OPINIÃO

'Cérebro podre', mal da modernidade

Por Zarcillo Barbosa |
| Tempo de leitura: 3 min
O autor é jornalista e articulista do JC

Todos os anos, o Dicionário Oxford revela o termo mais significativo da temporada para representar o espírito da época. A expressão deste 2024 é "podridão cerebral", eleita por intelectuais do mundo inteiro por conter o "sinal dos tempos", ou o conjunto de ideias, crenças e comportamentos que mais nos influenciaram.

Há 170 anos, o filósofo norte-americano Henry Thoreau já havia empregado as mesmas palavras ("brain rot"), para criticar aqueles que se contentam com as informações rápidas e nem sempre isentas dos jornais. Há os que fecham opinião sobre assuntos relevantes só com conversas de botequim. Desanimador.

Uma vez viciado com a informação rasa ou fútil, segundo o filósofo, o cérebro da pessoa apodrece. A massa acrítica nada produz para melhorar a sociedade alienada. Ele equiparava essa síndrome à podridão da batata, que à época era difícil de ser debelada, mas possível. A suposta deterioração intelectual de uma pessoa, esta não tem cura. Nas condições atuais, é no que dá o consumo excessivo de besteiras na internet, os discursinhos de ódio, violência, bullying e dancinhas virais no TikTok. Para complicar, surgem os "slops", conteúdos bizarros gerados por Inteligência Artificial. Seria mais uma praga, e nem conseguimos dar conta do alerta de Thoreau de 1854.

A mania de imersão nas telas do computador ou do celular, pulando de um para outro tema sem estímulo intelectual, seria o mal da era tecnológica. Nossas mentes são moldadas por coisas irrelevantes. Quando é preciso nos aprofundar em algo sério somos incapazes de uma atenção prolongada. Seria rabugice remeter as pessoas aos livros, como recomendava Thoreau. Mas, pelo menos, que se leia algo que aguce o nosso espírito crítico e nos prepare para separar o consistente do ilusório.

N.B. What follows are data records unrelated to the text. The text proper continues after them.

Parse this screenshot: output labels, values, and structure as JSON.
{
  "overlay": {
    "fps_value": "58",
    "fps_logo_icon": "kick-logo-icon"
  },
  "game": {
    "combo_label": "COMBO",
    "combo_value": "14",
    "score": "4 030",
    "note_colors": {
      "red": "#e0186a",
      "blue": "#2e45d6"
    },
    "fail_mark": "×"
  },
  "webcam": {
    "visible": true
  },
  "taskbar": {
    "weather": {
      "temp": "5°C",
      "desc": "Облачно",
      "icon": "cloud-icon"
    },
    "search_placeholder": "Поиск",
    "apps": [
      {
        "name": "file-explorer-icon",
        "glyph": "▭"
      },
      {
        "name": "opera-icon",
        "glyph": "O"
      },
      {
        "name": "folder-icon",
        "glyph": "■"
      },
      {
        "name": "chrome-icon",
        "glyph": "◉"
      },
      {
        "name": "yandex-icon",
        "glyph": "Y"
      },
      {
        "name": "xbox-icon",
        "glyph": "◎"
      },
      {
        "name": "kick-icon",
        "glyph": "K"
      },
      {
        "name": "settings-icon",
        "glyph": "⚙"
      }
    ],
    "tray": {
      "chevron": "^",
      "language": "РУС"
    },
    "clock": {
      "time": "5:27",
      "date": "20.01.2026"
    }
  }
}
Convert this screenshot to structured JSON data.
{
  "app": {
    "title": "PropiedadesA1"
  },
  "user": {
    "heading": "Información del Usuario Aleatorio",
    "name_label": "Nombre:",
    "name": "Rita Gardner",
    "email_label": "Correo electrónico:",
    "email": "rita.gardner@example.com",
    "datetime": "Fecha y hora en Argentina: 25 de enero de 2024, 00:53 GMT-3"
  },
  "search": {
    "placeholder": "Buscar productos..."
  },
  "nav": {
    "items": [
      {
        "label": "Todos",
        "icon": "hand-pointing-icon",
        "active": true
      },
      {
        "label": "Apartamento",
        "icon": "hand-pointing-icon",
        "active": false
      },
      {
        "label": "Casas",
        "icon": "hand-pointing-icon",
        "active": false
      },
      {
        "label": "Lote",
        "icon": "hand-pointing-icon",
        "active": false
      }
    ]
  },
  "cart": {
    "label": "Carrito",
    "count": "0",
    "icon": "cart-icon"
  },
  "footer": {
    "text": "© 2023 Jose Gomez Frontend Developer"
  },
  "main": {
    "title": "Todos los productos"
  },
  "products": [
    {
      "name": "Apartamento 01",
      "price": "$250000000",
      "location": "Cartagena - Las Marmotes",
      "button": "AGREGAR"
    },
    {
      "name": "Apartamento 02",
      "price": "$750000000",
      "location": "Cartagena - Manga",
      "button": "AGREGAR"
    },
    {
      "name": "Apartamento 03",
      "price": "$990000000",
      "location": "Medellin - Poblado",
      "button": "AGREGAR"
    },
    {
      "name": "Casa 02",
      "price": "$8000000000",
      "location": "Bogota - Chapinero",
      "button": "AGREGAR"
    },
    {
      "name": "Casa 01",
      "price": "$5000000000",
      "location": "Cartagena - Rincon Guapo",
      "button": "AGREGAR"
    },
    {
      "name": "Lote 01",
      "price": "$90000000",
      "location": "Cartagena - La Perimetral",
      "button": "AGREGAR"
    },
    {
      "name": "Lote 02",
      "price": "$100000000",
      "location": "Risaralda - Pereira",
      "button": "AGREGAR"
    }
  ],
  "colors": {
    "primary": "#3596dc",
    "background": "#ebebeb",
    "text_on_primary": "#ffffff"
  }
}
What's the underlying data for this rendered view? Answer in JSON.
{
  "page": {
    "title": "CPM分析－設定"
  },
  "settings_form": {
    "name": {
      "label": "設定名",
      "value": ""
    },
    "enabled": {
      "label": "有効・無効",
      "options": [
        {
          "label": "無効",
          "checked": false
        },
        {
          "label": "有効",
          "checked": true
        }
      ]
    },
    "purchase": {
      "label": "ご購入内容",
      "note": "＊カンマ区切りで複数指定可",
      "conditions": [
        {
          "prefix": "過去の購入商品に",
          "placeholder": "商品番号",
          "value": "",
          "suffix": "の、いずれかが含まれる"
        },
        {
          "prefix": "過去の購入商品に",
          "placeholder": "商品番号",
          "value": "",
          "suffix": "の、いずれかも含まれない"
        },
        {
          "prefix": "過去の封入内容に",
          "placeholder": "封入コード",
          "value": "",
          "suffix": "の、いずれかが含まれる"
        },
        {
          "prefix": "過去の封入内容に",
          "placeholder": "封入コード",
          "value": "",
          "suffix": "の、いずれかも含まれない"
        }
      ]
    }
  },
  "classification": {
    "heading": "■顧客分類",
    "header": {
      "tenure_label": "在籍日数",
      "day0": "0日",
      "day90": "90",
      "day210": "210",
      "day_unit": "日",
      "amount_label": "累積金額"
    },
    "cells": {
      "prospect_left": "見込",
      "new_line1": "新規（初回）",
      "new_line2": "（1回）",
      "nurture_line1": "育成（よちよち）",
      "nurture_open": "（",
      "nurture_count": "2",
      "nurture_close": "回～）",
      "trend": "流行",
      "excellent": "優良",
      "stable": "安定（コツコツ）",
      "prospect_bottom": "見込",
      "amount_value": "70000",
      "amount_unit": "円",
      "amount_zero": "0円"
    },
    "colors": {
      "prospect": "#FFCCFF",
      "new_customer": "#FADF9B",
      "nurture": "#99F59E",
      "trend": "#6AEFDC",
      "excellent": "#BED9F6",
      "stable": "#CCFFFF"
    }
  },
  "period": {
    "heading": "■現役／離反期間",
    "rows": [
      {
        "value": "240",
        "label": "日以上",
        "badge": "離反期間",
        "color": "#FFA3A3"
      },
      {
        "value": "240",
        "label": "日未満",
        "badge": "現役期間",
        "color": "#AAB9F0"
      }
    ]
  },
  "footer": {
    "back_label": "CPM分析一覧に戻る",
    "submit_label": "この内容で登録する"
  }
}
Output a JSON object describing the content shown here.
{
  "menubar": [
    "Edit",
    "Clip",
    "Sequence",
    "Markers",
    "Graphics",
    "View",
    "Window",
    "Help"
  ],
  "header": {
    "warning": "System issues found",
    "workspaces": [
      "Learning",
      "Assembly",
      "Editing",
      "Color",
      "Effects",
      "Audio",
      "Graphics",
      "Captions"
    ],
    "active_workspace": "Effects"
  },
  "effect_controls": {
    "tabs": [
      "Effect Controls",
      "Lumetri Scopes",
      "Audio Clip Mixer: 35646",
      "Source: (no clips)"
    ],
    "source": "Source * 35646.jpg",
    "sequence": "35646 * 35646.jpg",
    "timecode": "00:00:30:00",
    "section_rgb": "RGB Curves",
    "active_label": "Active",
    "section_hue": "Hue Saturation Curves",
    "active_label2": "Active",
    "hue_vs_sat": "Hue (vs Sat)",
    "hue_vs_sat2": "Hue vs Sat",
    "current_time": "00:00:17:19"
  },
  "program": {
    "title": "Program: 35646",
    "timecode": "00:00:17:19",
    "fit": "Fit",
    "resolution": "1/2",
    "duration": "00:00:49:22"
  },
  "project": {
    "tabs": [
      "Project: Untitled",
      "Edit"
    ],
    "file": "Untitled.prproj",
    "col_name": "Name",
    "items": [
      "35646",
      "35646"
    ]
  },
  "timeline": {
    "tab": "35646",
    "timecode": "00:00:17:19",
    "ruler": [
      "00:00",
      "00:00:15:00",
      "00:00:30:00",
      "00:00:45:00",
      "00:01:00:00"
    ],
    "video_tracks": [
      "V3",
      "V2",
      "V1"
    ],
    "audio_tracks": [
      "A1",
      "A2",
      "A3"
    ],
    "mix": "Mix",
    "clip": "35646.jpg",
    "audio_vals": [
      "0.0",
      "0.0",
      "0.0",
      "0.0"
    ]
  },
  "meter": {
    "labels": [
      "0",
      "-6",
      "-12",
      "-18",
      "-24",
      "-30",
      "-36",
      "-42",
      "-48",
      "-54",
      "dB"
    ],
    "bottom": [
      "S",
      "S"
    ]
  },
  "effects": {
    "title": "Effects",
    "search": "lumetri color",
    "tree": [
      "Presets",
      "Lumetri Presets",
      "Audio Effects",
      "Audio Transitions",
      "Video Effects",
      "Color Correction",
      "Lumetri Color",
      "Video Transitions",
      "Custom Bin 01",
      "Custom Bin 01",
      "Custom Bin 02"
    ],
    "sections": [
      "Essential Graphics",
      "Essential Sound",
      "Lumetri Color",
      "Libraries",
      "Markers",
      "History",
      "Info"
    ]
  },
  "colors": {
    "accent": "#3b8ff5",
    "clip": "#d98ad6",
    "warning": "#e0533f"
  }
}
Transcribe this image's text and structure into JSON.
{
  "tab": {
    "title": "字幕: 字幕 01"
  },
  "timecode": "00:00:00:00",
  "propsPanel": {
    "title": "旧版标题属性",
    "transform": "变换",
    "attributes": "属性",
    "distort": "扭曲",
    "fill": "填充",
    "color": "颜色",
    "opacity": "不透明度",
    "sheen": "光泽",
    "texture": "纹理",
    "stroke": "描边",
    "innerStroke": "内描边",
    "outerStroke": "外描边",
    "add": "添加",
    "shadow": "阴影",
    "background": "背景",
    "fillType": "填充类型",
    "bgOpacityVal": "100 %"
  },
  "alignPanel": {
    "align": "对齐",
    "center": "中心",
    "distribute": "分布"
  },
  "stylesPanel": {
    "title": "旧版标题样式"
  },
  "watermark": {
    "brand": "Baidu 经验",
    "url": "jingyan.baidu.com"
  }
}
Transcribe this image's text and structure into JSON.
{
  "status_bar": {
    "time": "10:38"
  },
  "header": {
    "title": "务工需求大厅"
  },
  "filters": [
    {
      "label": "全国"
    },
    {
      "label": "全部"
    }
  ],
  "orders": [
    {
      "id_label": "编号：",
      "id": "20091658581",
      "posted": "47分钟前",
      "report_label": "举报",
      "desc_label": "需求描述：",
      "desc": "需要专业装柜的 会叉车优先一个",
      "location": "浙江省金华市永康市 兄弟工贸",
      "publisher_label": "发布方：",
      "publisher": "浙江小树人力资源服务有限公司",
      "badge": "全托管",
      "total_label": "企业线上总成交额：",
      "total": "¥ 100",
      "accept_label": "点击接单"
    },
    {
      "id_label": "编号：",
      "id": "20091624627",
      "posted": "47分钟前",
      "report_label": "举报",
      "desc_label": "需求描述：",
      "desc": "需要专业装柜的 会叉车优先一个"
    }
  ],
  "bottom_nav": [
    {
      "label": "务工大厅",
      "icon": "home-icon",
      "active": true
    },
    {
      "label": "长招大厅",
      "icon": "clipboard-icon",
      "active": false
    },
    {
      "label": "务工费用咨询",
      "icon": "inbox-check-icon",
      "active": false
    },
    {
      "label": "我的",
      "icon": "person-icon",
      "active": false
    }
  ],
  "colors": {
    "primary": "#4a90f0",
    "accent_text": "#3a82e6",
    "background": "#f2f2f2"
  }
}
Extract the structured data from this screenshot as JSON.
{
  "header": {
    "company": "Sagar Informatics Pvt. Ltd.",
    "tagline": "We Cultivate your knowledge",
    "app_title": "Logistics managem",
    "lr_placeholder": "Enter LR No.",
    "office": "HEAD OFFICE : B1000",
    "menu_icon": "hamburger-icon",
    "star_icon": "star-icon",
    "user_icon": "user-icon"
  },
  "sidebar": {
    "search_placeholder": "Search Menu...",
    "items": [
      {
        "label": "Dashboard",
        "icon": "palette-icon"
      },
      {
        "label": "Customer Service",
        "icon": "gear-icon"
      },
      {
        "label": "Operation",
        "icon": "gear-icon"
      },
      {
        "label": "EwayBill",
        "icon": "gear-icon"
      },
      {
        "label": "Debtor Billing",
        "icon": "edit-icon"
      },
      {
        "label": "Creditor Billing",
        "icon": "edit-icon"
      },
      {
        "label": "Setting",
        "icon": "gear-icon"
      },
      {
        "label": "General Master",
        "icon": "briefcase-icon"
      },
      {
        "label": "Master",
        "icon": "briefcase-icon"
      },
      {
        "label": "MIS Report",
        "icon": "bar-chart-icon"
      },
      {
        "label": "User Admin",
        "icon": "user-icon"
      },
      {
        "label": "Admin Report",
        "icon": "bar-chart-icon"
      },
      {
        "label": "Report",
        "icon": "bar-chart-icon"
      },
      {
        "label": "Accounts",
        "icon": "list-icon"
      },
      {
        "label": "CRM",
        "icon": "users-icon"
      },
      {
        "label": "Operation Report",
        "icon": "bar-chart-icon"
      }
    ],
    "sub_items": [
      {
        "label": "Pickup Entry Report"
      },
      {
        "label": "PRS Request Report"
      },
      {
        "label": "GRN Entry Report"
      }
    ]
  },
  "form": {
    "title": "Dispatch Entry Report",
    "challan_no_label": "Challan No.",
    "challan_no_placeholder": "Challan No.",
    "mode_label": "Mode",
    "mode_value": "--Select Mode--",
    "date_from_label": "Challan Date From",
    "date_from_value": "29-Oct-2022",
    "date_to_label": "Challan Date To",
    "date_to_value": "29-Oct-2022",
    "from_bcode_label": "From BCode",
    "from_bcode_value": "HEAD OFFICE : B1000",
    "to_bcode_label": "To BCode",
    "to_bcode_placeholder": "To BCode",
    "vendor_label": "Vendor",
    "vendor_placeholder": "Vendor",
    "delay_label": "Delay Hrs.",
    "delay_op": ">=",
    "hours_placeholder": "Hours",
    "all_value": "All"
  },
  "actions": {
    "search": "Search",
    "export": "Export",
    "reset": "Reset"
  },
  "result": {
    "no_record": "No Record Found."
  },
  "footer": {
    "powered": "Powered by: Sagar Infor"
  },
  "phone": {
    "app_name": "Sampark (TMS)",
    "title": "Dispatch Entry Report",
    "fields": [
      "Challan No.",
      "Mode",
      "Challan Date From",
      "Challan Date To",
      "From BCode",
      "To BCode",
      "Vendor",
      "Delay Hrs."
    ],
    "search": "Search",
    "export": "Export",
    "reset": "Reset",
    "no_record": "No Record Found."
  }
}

Essa letargia mental dá vaza ao autoritarismo. O consumidor de mente deteriorada por conteúdos tóxicos ou poluídos, é vencido pela comodidade de seguir líderes com soluções simples para problemas complexos. Qualquer texto que procure demonstrar, pela razão, os equívocos de se sacralizar políticos de aptidão duvidosa, causa "dissonância cognitiva". Leon Festinger (1954) descobriu que as pessoas de crenças arraigadas rejeitam qualquer tipo de argumento que não estão em harmonia com o que passa na sua cabeça.

Dificilmente vai mudar quem está convencido que a violência é o antídoto contra o crime e o criminoso. Se houver oportunidade, atira o Papai Noel da ponte com votos de um "Feliz Natal". O mergulho na irrelevância para evitar as dores da reflexão explicam as soluções simplistas de resolver na porrada; e as visões conspiratórias do processo histórico.

Se fosse votar para escolha de um termo representativo de uma suposta deterioração mental de parte da sociedade brasileira, escolheria "empatia". O politicamente correto virou paranoia, perseguição, caça às bruxas. Vide o episódio da negativa de cessão de um lugar na janelinha do avião. Quem não tem capacidade de sentir e até mesmo de entender o que o outro sente, não é empático. Merece ser "cancelado" pela viralização na internet, mesmo que isso só interesse ao sistema límbico do outro: às estruturas cerebrais que processam as emoções, comportamentos e memória dos mamíferos.

Brain rot levanta questões importantes entre o entretenimento digital e o bem-estar mental. Encontrar esse equilíbrio é fundamental para a geração atual que cresce rodeada de dispositivos eletrônicos.

O desafio é usar a internet de forma consciente, tirando proveito dos recursos disponíveis para fecundar a mente. Para alcançar esse equilíbrio é preciso estabelecer limites claros em relação ao tempo de tela, promover períodos desconectados. Educadores, pais e usuários devem estar atentos ao uso mais saudável e consciente da tecnologia.